We start with The Winds of Gath, that’s 240 pages long and runs like a Japanese bullet train. Halfway into it, it’s pretty fun in an old-fashioned, unsophisticated way.

And as I looked for details for this post, I realized I after all did read some E.C. Tubb books – in a big fat omnibus of his Captain Kennedy space thrillers, a series he wrote under the alias of Gregory Kern, and that for some mysterious reason were published in Italy as Captain Ken – why not keep the Kennedy name on the cover? It’s a mystery.
Only four of the 13 Captain Kennedy novels were published in my country – and I found them fun Captain Future rip-offs, maybe a little naive in points.

So, here we meet again.
On to Gath.
I’ll keep you posted.

Author: Davide Mana

Paleontologist. By day, researcher, teacher and ecological statistics guru. By night, pulp fantasy author-publisher, translator and blogger. In the spare time, Orientalist Anonymous, guerilla cook.

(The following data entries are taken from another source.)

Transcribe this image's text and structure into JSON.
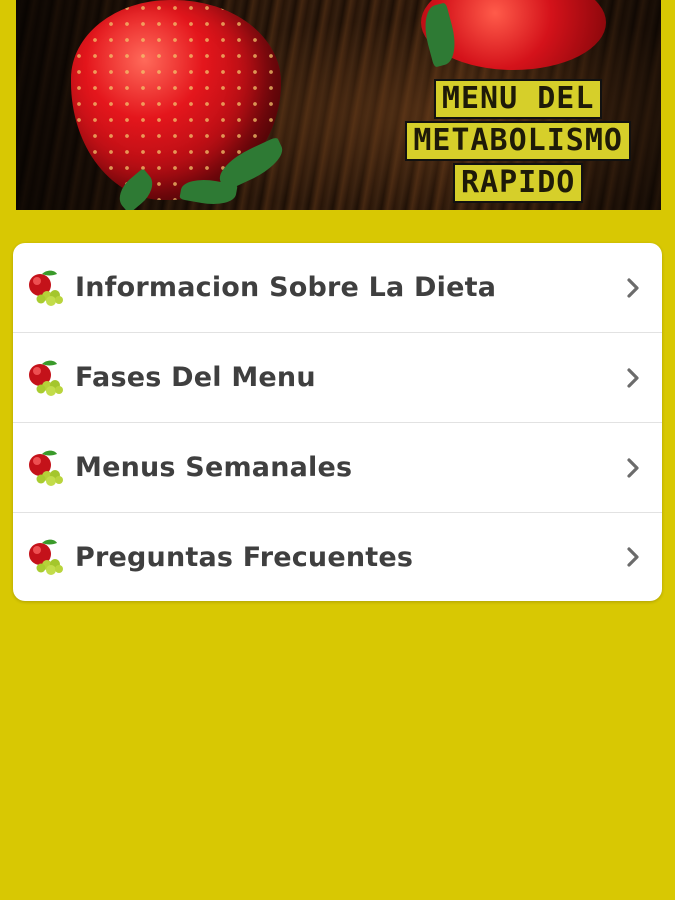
{
  "banner": {
    "title_lines": [
      "MENU DEL",
      "METABOLISMO",
      "RAPIDO"
    ],
    "image": "strawberry-banner"
  },
  "menu": {
    "items": [
      {
        "label": "Informacion Sobre La Dieta",
        "icon": "fruit-icon"
      },
      {
        "label": "Fases Del Menu",
        "icon": "fruit-icon"
      },
      {
        "label": "Menus Semanales",
        "icon": "fruit-icon"
      },
      {
        "label": "Preguntas Frecuentes",
        "icon": "fruit-icon"
      }
    ]
  },
  "colors": {
    "background": "#d8c803",
    "card": "#ffffff",
    "text": "#3f3f3f",
    "chevron": "#6b6b6b",
    "title_bg": "#d6cf2a"
  }
}
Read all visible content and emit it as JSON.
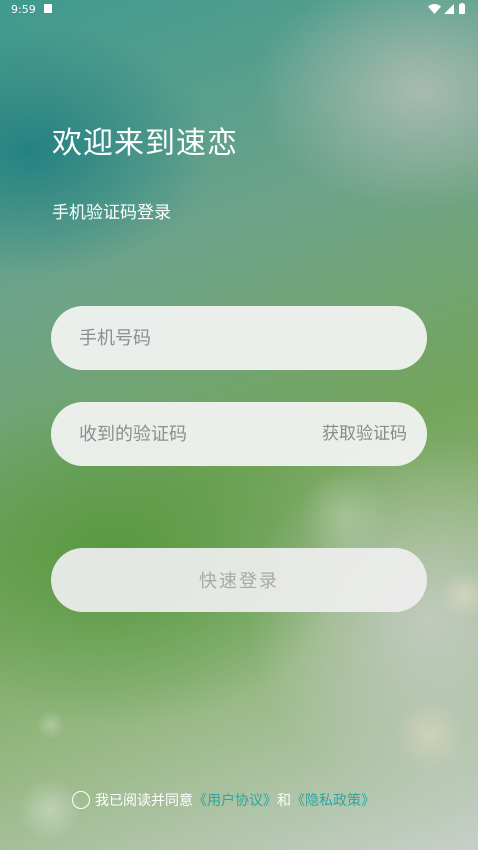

4 thoughts on “The summer of Dumarest

  1. Never read the Dumarest series????

    Holy Shit!

    In 1970 when I was still in high school I picked up an ACE Double for an S&S novel called the The Bane Of Kanthos. Good story, I liked it. Found myself stuck on the subway train going home from school, finished reading it and decide to take a look at the novel on the flip side. Kalin turned out to be the 4th in the Dumarest series. I still remember the first line of dialogue on page one, “It was Bloodtime on Logis and the Captain was firm”. I then started haunting all the used book stores I knew in Manhattan and Brooklyn looking for the earlier novels as well as several that had been printed since.

    I then proceeded pick up each new book as it came out over the next 15 years. On trains, planes, buses, on my way to and from school, later to and from work, not to mention in the men’s room at work and pretty much anywhere I could sit, lean or squat. Just as long as I had enough light.

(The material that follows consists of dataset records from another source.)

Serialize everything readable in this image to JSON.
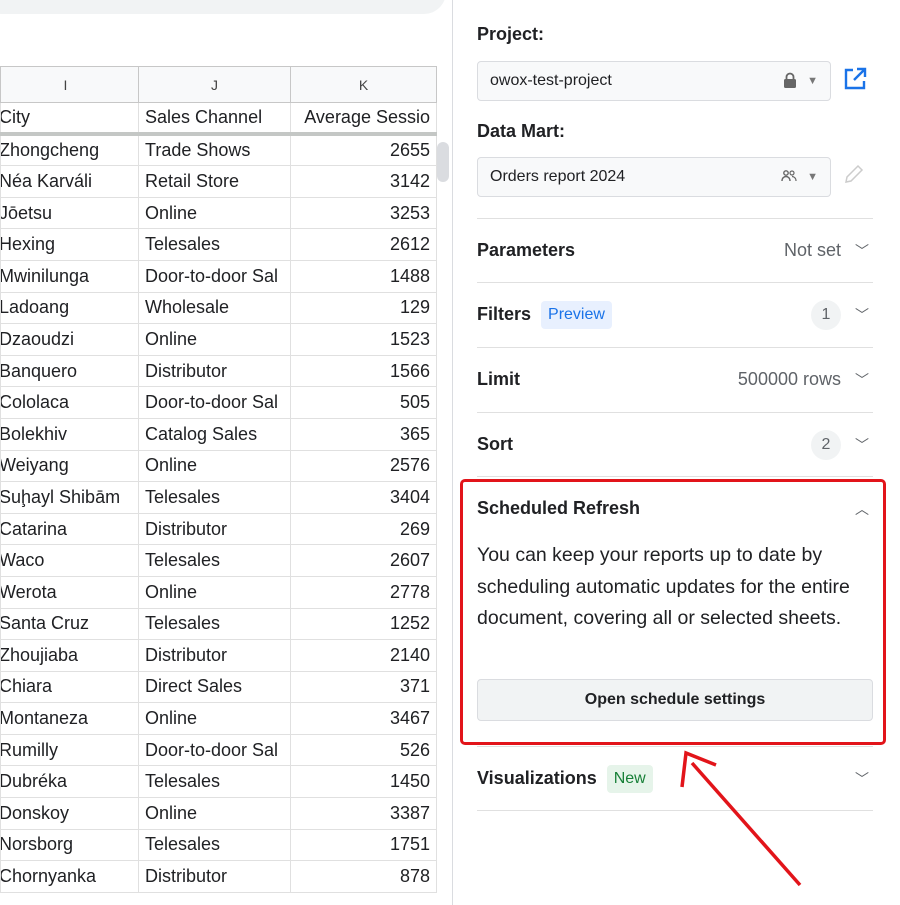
{
  "sheet": {
    "columns": [
      "I",
      "J",
      "K"
    ],
    "header": [
      "City",
      "Sales Channel",
      "Average Sessio"
    ],
    "rows": [
      [
        "Zhongcheng",
        "Trade Shows",
        "2655"
      ],
      [
        "Néa Karváli",
        "Retail Store",
        "3142"
      ],
      [
        "Jōetsu",
        "Online",
        "3253"
      ],
      [
        "Hexing",
        "Telesales",
        "2612"
      ],
      [
        "Mwinilunga",
        "Door-to-door Sal",
        "1488"
      ],
      [
        "Ladoang",
        "Wholesale",
        "129"
      ],
      [
        "Dzaoudzi",
        "Online",
        "1523"
      ],
      [
        "Banquero",
        "Distributor",
        "1566"
      ],
      [
        "Cololaca",
        "Door-to-door Sal",
        "505"
      ],
      [
        "Bolekhiv",
        "Catalog Sales",
        "365"
      ],
      [
        "Weiyang",
        "Online",
        "2576"
      ],
      [
        "Suḩayl Shibām",
        "Telesales",
        "3404"
      ],
      [
        "Catarina",
        "Distributor",
        "269"
      ],
      [
        "Waco",
        "Telesales",
        "2607"
      ],
      [
        "Werota",
        "Online",
        "2778"
      ],
      [
        "Santa Cruz",
        "Telesales",
        "1252"
      ],
      [
        "Zhoujiaba",
        "Distributor",
        "2140"
      ],
      [
        "Chiara",
        "Direct Sales",
        "371"
      ],
      [
        "Montaneza",
        "Online",
        "3467"
      ],
      [
        "Rumilly",
        "Door-to-door Sal",
        "526"
      ],
      [
        "Dubréka",
        "Telesales",
        "1450"
      ],
      [
        "Donskoy",
        "Online",
        "3387"
      ],
      [
        "Norsborg",
        "Telesales",
        "1751"
      ],
      [
        "Chornyanka",
        "Distributor",
        "878"
      ]
    ]
  },
  "panel": {
    "project_label": "Project:",
    "project_value": "owox-test-project",
    "datamart_label": "Data Mart:",
    "datamart_value": "Orders report 2024",
    "parameters": {
      "title": "Parameters",
      "value": "Not set"
    },
    "filters": {
      "title": "Filters",
      "tag": "Preview",
      "count": "1"
    },
    "limit": {
      "title": "Limit",
      "value": "500000 rows"
    },
    "sort": {
      "title": "Sort",
      "count": "2"
    },
    "scheduled": {
      "title": "Scheduled Refresh",
      "body": "You can keep your reports up to date by scheduling automatic updates for the entire document, covering all or selected sheets.",
      "button": "Open schedule settings"
    },
    "visualizations": {
      "title": "Visualizations",
      "tag": "New"
    }
  },
  "colors": {
    "accent": "#1a73e8",
    "highlight": "#e2141a",
    "new_tag": "#188038"
  },
  "icons": [
    "lock-icon",
    "external-link-icon",
    "people-icon",
    "pencil-icon",
    "chevron-down-icon",
    "chevron-up-icon"
  ]
}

    I even took to carrying a knife in my boot (hey, NYC was dicey in the 70’s after they went into financial default and laid off 5,000 cops).

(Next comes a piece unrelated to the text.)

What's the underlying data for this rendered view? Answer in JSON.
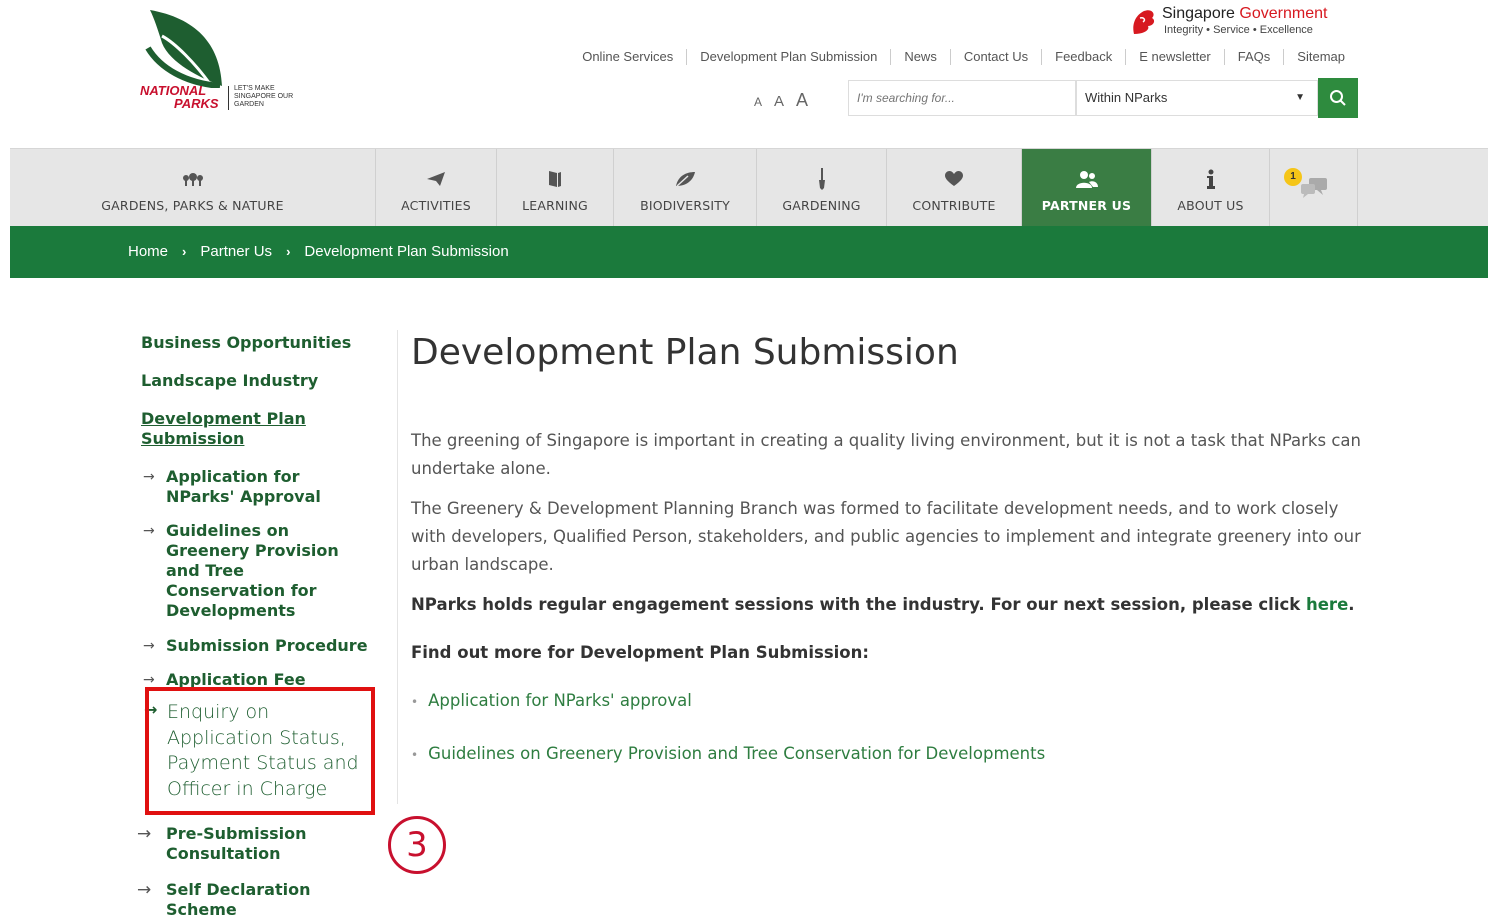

    You’ll see what I mean by that, it’s not very much of a spoiler.

    So basically, yeah, I’m a fan.

    I’m pretty sure you’ll be one too.

    Like

    • Well, I’m twenty pages from the end of Gath, and it’s been a fun ride so far.
      I can only blame my younger self for believing that article. I’ll make up fast for my errors.
      And about NY being dicey in the ’70s, I know: I visited in ’76, and it was straight out of a Kojak episode. A lady in the subway asked my father if he was crazy wearing his watch so anyone could see and rob him.

      Like

  2. Yep, sounds like the Rotten Apple at it’s economic low point. The cops pretty much had orders not to arrest anyone unless it was for murder, armed robbery or rape.

    Ah yes, my youth!! Good times : /

    Liked by 1 person

  3. I got into the Dumarest books about fifteen years ago because they were the major inspirational source for the scifi RPG “Traveller” (Game Designers’ Workshop, Far Future Enterprises, 1977-present). I really enjoy Tubb’s economic style of writing, and, if you can stomach the repetition, they make for entertaining reads. I was excited to hear about the TV show back in 2017. The buzz was envigorating, but I guess nothing came of it. I wonder if it was a lack of financing or the classic “creative differences”? It’s an intriguing character, a fascinating setting…shame it will be more time before we can see it in live action.